E, per finire, Montecucco: confesso di provare un rapporto di odio-amore per questa denominazione, capace di sfornare più di un vino di immediata piacevolezza fruttata, ma di cui viene raramente sfruttato nella sua pienezza lo straordinario potenziale di eleganza e profondità (suoli vulcanici, altitudini elevate, esposizioni inappuntabili, microclima ventilato; il tutto almeno in buona parte del territorio interessato). Alla fine di una lunga giornata di degustazione, mi sono divertito a provare etichette di aziende a me sconosciute: un Sangiovese 2011 di Marco Salustri dolce ma leggermente in debito di acidità, il coevo Poggio Mandorlo di persistente nota fruttata e buona sapidità, ma dal tannino a corto di definizione. Problema questo verosimilmente di più facile soluzione nell’interessante millesimo 2013: in attesa di ulteriori interpretazioni, il Sangiovese di Campi Nuovi mi è piaciuto per grip gustativo e fresca reattività, che ne fa presagire un interessante futuro.

Conservo le perplessità di un mio precedente assaggio sul Sangiovese Ris. 12 Poggio Lombrone di Collemassari, dopo la splendida riuscita dell’annata precedente: è chiaro comunque che è ancora in debito di bottiglia, e si può quindi auspicare che l’impressione di staticità al palato dipenda in effetti da quello.
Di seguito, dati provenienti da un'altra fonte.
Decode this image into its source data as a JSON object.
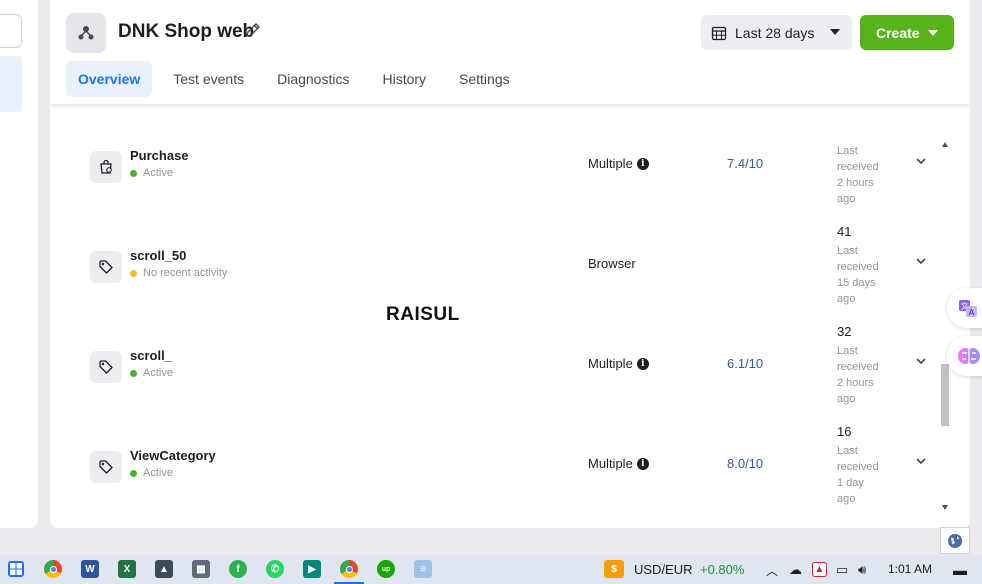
{
  "header": {
    "title": "DNK Shop web",
    "date_range": "Last 28 days",
    "create_label": "Create"
  },
  "tabs": [
    {
      "label": "Overview",
      "active": true
    },
    {
      "label": "Test events",
      "active": false
    },
    {
      "label": "Diagnostics",
      "active": false
    },
    {
      "label": "History",
      "active": false
    },
    {
      "label": "Settings",
      "active": false
    }
  ],
  "events": [
    {
      "name": "Purchase",
      "status": "Active",
      "status_color": "#42b72a",
      "integration": "Multiple",
      "info": true,
      "score": "7.4/10",
      "count": "",
      "last_lines": [
        "Last",
        "received",
        "2 hours",
        "ago"
      ]
    },
    {
      "name": "scroll_50",
      "status": "No recent activity",
      "status_color": "#f7b928",
      "integration": "Browser",
      "info": false,
      "score": "",
      "count": "41",
      "last_lines": [
        "Last",
        "received",
        "15 days",
        "ago"
      ]
    },
    {
      "name": "scroll_",
      "status": "Active",
      "status_color": "#42b72a",
      "integration": "Multiple",
      "info": true,
      "score": "6.1/10",
      "count": "32",
      "last_lines": [
        "Last",
        "received",
        "2 hours",
        "ago"
      ]
    },
    {
      "name": "ViewCategory",
      "status": "Active",
      "status_color": "#42b72a",
      "integration": "Multiple",
      "info": true,
      "score": "8.0/10",
      "count": "16",
      "last_lines": [
        "Last",
        "received",
        "1 day",
        "ago"
      ]
    }
  ],
  "watermark": "RAISUL",
  "taskbar": {
    "currency_pair": "USD/EUR",
    "currency_change": "+0.80%",
    "currency_change_color": "#1e8e3e",
    "time": "1:01 AM",
    "apps": [
      "windows-icon",
      "chrome-icon",
      "word-icon",
      "excel-icon",
      "photos-icon",
      "calculator-icon",
      "feedly-icon",
      "whatsapp-icon",
      "meet-icon",
      "chrome-icon",
      "upwork-icon",
      "notepad-icon"
    ]
  },
  "colors": {
    "accent": "#1877f2",
    "create_green": "#58b21b",
    "score_blue": "#385898"
  }
}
Infine, le consuete, splendide riuscite dei vini di Leonardo Salustri: un Sangiovese 2012 Santa Marta per il quale ho scritto una nota lapidaria: “buonissimo”. E l’etichetta di punta Grotte Rosse rappresentata da una bottiglia del 2006 residuata dalla degustazione guidata proposta alla stampa: matura, terrosa e caratteriale al naso, con note di scorza di arancia amara che richiamano la non lontana collina ilcinese; ormai leggermente in debito di acidità al gusto, ma di accattivante dolcezza allungata dalla inconfondibile sapidità.